FRANKFURT/LONDON (Reuters) - Deutsche Telekom DTEGn.DE is mulling options for its underperforming T-Mobile USA unit, including an initial public offering or spin-off, sources familiar with the company's thinking said.
They said Deutsche Telekom had held initial talks with banks but no formal process was under way and an IPO was only one of several options, after the Wall Street Journal reported that the German company was preparing a U.S. IPO or spin-off.
However, most analysts agree an IPO would not be the best solution for Deutsche Telekom, which is also exploring a sale, an organic expansion or a partnership with another operator.
Valuation estimates varied hugely. Merck Finck bank said a sale of 20 percent of T-Mobile USA could bring proceeds of about 5 billion euros, or about $6.9 billion. But Macquarie analyst Phil Cusick estimated all of T-Mobile USA may have an equity value of $14 billion based on 2010 earnings estimates.
“It may be more a trial balloon to gauge the market’s assessment of what T-Mobile’s value is either for M&A activity or an out and out IPO,” said Scott Sweet, senior managing partner at advisory firm IPO Boutique.
Sweet said T-Mobile USA is not a "must have" IPO, given its similarities to rivals Verizon Wireless and AT&T Inc T.N.
“It would seem to me Deutsche Telecom is looking to spin it off because they don’t see a strong cash flow from T-Mobile’s operations anymore,” Sweet said.
T-Mobile USA, once prized as Deutsche Telekom’s growth engine, struggled with a high rate of customer cancellations in 2009 and trailed its bigger rivals in building high-speed services. As a result, Deutsche Telekom has been searching for the right strategy for the distant No. 4 U.S. mobile service.
Deutsche Telekom and T-Mobile USA declined to comment.
Some analysts believe Deutsche Telekom will have to decide between quitting the United States or staying and investing more in order to boost growth at T-Mobile USA.
However, any decision that could hurt Deutsche Telekom’s ability to pay its dividend is highly unlikely due to a commitment to shareholder payouts.
LBBW analyst Stefan Borscheid said he expects Deutsche Telekom to make a decision by the end of the year.
“Although we believe that options such as an IPO of T-Mobile USA or a straight sale of the business would lead to a better (short-term) share price reaction, we still believe that the search for a (financial or strategic) partner is a much more likely scenario,” he said in a research note.
If Deutsche Telekom does decide it wants to sell the business, which brings in about a quarter of its revenue, there is no obvious buyer even in a fiercely competitive market that may be in need of consolidation.
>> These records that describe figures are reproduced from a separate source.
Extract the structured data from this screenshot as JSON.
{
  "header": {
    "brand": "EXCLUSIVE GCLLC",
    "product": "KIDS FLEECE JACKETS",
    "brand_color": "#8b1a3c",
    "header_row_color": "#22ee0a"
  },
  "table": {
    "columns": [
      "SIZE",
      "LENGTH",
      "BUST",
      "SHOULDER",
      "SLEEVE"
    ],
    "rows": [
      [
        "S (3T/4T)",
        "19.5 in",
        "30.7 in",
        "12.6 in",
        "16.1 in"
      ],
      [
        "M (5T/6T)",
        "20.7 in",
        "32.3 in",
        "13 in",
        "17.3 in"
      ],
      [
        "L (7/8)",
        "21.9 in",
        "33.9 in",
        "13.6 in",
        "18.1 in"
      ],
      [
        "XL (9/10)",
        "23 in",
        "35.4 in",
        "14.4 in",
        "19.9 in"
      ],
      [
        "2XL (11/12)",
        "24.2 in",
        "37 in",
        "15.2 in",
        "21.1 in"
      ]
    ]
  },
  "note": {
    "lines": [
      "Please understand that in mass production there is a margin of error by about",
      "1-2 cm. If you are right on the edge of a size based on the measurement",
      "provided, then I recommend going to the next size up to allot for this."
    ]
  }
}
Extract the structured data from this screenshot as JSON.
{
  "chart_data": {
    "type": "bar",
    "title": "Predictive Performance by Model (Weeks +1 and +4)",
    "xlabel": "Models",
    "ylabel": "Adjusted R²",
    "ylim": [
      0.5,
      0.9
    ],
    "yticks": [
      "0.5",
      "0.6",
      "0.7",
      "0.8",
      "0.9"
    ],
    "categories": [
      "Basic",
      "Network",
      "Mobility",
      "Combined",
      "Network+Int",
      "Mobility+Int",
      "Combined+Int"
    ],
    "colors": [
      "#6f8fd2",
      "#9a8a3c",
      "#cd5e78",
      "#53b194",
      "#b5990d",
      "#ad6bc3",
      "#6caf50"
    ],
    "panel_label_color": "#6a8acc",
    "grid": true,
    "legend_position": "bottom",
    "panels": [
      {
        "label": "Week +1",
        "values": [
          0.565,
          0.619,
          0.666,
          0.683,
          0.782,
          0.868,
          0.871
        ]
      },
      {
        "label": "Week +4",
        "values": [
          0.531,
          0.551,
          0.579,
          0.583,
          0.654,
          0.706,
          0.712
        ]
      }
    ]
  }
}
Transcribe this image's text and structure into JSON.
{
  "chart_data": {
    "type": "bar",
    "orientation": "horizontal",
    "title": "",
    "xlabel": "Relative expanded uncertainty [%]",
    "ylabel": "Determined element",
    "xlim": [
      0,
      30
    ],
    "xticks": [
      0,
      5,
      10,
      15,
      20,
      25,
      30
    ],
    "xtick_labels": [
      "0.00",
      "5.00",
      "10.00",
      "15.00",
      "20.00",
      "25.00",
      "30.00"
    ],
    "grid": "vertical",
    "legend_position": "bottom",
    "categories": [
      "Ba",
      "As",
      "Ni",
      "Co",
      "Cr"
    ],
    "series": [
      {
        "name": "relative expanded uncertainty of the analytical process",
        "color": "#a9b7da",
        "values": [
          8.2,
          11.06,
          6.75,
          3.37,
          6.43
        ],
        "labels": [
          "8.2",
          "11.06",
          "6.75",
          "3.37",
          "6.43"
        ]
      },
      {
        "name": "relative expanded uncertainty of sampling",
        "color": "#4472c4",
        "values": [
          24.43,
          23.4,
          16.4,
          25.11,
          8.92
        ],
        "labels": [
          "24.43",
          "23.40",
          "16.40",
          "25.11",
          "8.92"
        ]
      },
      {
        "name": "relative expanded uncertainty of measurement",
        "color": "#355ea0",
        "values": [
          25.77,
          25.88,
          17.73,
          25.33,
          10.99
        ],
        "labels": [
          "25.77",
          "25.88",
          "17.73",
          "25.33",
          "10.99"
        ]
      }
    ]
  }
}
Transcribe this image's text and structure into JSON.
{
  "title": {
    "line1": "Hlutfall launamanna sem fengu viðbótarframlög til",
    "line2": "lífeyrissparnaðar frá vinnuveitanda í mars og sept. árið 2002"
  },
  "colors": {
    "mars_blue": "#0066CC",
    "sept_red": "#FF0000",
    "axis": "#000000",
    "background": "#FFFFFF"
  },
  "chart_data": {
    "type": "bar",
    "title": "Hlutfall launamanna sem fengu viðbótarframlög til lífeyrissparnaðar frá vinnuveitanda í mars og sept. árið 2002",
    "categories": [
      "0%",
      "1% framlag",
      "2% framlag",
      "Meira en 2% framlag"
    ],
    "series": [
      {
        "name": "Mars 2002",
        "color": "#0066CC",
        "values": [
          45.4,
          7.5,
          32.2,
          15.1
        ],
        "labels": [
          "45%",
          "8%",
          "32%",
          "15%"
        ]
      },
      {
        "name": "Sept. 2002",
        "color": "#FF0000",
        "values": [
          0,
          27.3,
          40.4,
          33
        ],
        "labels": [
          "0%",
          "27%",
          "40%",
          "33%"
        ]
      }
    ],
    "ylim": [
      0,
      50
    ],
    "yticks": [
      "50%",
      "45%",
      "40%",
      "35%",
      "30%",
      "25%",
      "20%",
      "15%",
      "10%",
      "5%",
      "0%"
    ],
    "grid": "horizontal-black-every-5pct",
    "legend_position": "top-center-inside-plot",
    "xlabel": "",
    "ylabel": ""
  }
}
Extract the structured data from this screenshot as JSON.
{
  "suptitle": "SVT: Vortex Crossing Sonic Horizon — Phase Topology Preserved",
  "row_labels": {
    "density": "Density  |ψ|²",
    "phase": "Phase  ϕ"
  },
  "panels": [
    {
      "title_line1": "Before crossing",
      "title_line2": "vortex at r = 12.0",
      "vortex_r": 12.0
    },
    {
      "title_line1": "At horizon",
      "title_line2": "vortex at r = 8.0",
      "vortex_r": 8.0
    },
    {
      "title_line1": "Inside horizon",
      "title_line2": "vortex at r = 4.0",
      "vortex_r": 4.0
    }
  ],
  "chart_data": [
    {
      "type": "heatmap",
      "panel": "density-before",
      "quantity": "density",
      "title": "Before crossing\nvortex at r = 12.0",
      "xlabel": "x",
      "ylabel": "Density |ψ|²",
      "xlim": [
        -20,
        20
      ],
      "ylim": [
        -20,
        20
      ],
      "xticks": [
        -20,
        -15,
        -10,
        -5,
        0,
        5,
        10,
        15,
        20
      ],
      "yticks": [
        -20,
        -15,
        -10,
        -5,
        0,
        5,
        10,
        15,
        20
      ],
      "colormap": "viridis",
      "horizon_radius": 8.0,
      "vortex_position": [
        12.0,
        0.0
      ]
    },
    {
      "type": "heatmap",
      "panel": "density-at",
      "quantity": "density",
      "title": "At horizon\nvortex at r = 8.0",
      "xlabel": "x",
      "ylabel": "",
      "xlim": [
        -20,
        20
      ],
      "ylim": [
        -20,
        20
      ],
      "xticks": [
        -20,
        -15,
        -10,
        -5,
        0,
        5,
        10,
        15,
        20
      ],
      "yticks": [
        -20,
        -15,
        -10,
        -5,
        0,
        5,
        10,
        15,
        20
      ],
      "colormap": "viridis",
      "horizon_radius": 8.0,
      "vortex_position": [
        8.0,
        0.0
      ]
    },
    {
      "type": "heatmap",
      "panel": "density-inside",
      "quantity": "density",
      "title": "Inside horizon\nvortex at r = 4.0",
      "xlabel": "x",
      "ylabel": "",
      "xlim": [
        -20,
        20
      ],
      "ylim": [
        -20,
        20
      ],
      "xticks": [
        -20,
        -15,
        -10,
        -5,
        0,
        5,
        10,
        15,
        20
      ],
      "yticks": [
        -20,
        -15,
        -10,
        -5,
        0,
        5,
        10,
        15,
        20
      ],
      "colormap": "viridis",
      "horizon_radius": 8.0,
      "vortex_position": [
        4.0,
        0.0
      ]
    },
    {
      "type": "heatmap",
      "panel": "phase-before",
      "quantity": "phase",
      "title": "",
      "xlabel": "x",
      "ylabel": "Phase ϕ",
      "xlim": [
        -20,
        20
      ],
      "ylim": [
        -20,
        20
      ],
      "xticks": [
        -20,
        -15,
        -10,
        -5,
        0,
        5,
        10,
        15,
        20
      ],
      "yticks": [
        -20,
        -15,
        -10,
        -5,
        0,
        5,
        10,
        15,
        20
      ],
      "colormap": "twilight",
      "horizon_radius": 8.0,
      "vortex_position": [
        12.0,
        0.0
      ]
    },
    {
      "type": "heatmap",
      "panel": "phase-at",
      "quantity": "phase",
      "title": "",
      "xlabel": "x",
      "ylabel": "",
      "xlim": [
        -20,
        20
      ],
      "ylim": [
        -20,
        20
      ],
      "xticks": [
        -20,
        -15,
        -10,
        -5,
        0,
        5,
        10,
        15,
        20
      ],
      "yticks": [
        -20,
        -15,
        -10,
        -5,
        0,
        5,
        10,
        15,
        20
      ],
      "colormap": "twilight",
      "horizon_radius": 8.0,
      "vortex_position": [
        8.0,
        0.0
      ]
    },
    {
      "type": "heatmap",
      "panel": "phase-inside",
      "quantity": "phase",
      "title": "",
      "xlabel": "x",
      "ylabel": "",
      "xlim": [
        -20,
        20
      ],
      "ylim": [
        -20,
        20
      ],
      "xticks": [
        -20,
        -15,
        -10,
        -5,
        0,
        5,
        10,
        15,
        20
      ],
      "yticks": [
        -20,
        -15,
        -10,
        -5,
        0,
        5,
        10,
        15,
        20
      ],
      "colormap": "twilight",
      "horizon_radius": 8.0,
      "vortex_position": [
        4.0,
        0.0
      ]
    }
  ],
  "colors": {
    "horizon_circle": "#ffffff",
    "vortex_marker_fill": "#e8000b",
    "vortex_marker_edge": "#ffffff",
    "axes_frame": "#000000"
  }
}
While the top two U.S. mobile services, Verizon Wireless and AT&T, may have deep enough pockets, many analysts doubt that regulators would let them acquire more market share. Each currently controls about a third of the U.S. market.
Sprint Nextel Corp S.N, the No. 3 U.S. service, which has been struggling to compete, would face even bigger technology hurdles in a deal.
Analysts have cited smaller rivals MetroPCS Communications PCS.N or Leap Wireless LEAP.O as potential merger candidates for T-Mobile USA, but technology issues would also complicate those deals. Leap, however, has hired advisors to consider a potential sale <ID:N01202119>.
Some U.S. analysts say a full or partial spin-off could put T-Mobile USA in a better spot for a merger with a rival or to run its business more competitively.
“A partial spin could give T-Mobile USA its own currency, with which it could pursue consolidation without dilution,” Bernstein Research analysts wrote in a note.
In the case of a full spin-off, Macquarie’s Cusick says, T-Mobile USA would have more freedom to discount its prices more sharply and compete better for U.S. mobile customers.
But Cusick said an IPO or even a full separation could be difficult in the current wireless market.
The Wall Street Journal, citing people familiar with the matter, said that Deutsche Telekom had talks with potential underwriters, including Deutsche Bank, and expected to make a decision in the coming months.
Shares in the German telecoms provider closed down 0.31 percent at 9.21 euros in Germany.